Ткаченко не вмешивается в их разговор и не обрывает. Разве упрекнешь людей за то, что в эту короткую минуту отдыха вспомнили о семье? Глаз-то они не спускают с желоба. Николай Лазарев и Петр Маркодеев стоят по другую сторону канавы, наполовину скрытые темным облаком пара. Может, и они сейчас вспоминают такое, что не имеет прямого отношения к делу. И то, как сказать. Эти чаще всего говорят об учебе. Петр учится на подготовительных курсах в институт, Николай Лазарев только что закончил курсы мастеров. Но сегодня этот веселый с темным лицом и темными волосами силач, наверняка, думает о сыне. От горна отойти нельзя, а ему не терпится позвонить в больницу.
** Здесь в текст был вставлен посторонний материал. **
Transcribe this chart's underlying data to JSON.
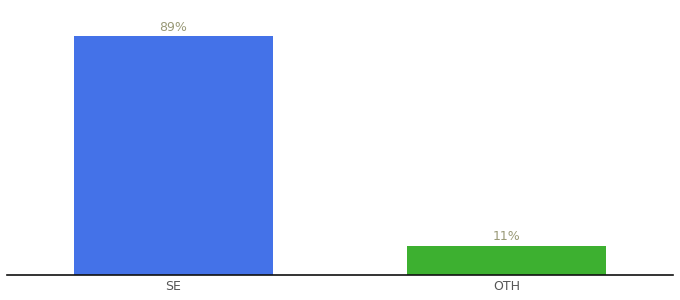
{
  "categories": [
    "SE",
    "OTH"
  ],
  "values": [
    89,
    11
  ],
  "bar_colors": [
    "#4472e8",
    "#3db030"
  ],
  "label_texts": [
    "89%",
    "11%"
  ],
  "background_color": "#ffffff",
  "ylim": [
    0,
    100
  ],
  "bar_width": 0.6,
  "label_fontsize": 9,
  "tick_fontsize": 9,
  "label_color": "#999977"
}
Борзенков выпрямляется и подает знак рукой — приготовиться к закрытию летки. Он идет к электромашине, заводит ее и медленно направляется к горну. Сейчас машина наглухо закупорит глиной отверстие в печи, и горновые ринутся на горячую канаву расчищать, заделывать, готовить ее к новому выпуску.
Мастер доверял им. Он не стал ждать, когда они закроют летку, и пошел на пульт управления. Теперь уже, наверно, сообщили из лаборатории сведения о качестве чугуна. Владимир Насонов, только что принявший сведения по телефону, пододвинул ему журнал.
— Ну как? — Ткаченко приложил очки к глазам. — Ковшей налили достаточно, а от серы не избавились.
В комнате комариным писком жужжали аппараты. Ткаченко подошел к измерителю загрузки шихты. Уровень загрузки повысился. Значит, там, на разгрузке, ребята поработали хорошо. Мысли мастера прерывает младший газовщик Анатолий Верховцев, только что проверивший работу кауперов.
— Федор Федотович, мысль есть, — говорит он с ходу, едва переступив порог. — Что, если воздух к горелкам подавать централизованно?
Он сдвинул шапку на затылок и ждет, что скажет ему мастер. Ткаченко смотрит на него улыбаясь. Громко смеется Насонов:
— Ты, Толя, ответственно думаешь. Не даром на второй курс института перешел.
— Давай обсудим, — ласково глядя на Анатолия, предлагает мастер.
Верховцев с юношеской живостью берет лист бумаги. Ткаченко смотрит, как рука Верховцева выводит четкие линии, и незаметно вздыхает. Когда-то и он был таким молодым хлопцем. Приехал в тридцать первом году с Украины строить домну. Белая расшитая рубашка была единственная в его деревянном сундучке, но она скоро почернела и пропахла потом. Работал канавщиком, потом горновым. Однажды засмотрелся на огонь, горячий металл, почудилось ему, что стоит у желтой полосы спелой пшеницы, и не заметил, как задымились на ногах чуни. Так начинался в нем доменщик. Работа днем, работа ночью, а учиться не довелось. Но сейчас, вслушиваясь в спорящие голоса Верховцева и Насонова, он вникал в существо и знал, что его опыт поможет найти им правильный ответ. Он пододвинулся к ним ближе.
На столе пронзительно задребезжал телефон. Насонов взял трубку.
— Что?
Он минуту молчал и вдруг сорвался со стула, закричал:
— Товарищи! У Лазарева сын родился!
Вместе с Верховцовым они распахивают настежь двери и бегут на площадку. Ткаченко смотрит на часы — без пяти шесть. Скоро рассвет. «Сколько событий за одну ночь», — думает он. В его мыслях сливаются воедино и тревоги, и радости, печь и люди, — все, что наполняло эту юбилейную ночь, прожитую, как день.